Nagagir, though, wanted details. Falkayn's magic could be less effective than the human believed; Destruction sometimes lured people thus to their doom. It could even be black magic; the most noble would understand that this possibility had to be checked.

Not being Martin Schuster, to upset a whole cult by introducing the Kabbalah, Falkayn must needs stall. "I'll prepare an outline, most noble, which we can study together." Lord help me, he said to himself. Or, rather, Chee Lan help me. Not Adzela Buddhist convert isn't good for much in this connection except soothing noisesbut I've seen Chee tell fortunes at parties. I'll call her and we'll work out something. "If you would make a similar outline of your own system for me, that would be valuable."
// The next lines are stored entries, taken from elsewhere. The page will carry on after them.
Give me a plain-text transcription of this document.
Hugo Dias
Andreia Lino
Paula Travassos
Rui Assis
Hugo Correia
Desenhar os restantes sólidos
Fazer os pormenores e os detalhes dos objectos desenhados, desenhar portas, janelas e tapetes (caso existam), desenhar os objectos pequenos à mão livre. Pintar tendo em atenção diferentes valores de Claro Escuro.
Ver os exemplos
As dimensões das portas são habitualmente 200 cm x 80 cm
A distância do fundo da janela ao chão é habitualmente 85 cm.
Nagagir's beak dropped open. Jadhadi rose in his golden stirrups, poised his spear, and screeched, "You pry into our secrets?"

"No, no, no!" Falkayn spread his hands and sweated. "Not your classified information—I mean, not anything hidden from the uninitiated of the sorcerer phratries. Just the things that everybody knows, except a foreigner like me."

Nagagir cooled off. "That shall be done," he said, "albeit the writing will take time."

"How long?"

Nagagir shrugged. Nobody else was much more helpful. While mechanical clocks had been around for some centuries, and the Ershoka had made improvements, Katandara used these simply to equalize work periods. Born to a world without nights or seasons, the people remained vague about any interval shorter than one of their seventy-two-day years. Matters were worse in the boondocks where Muddlin' Through sat. There, the Ikranankans just worked at whatever needed doing till they felt ready to knock off. Doubtless their attitude made for a good digestion. But Falkayn's innards curdled.

They strolled out the palace gates and across New City.

"May I go, most noble?" he asked. Jadhadi said yes, and Falkayn left before he spat in most noble's eye.

"Have some dinner brought me," he instructed the servant who guided him back, "and writing materials, and a jug of booze. A large jug."

"What kind of booze?"

"Ferocious, of course. Scat!" Falkayn dropped the curtain across his door.

An arm closed around his throat. "Guk!" he said, and reached for his guns while he kicked back.

His heel struck a heavy calf-length boot. The mugger's free hand clamped on his right wrist. Falkayn was strong, but he couldn't unlimber a weapon with that drag on him, nor the one on his left hip when another brawny Ershokh clung to that arm. He struggled for air. A third human glided into view before him. He lashed out with a foot, hit a shield, and would have yelped in anguish had he been able. The shield pressed him back against the mugger. And behind it was the face of Stepha Carls. Her right hand pushed a soaked rag over his nostrils. The strangler eased off; reflex filled Falkayn's lungs; an acrid smell hit him like a blow and whirled him toward darkness.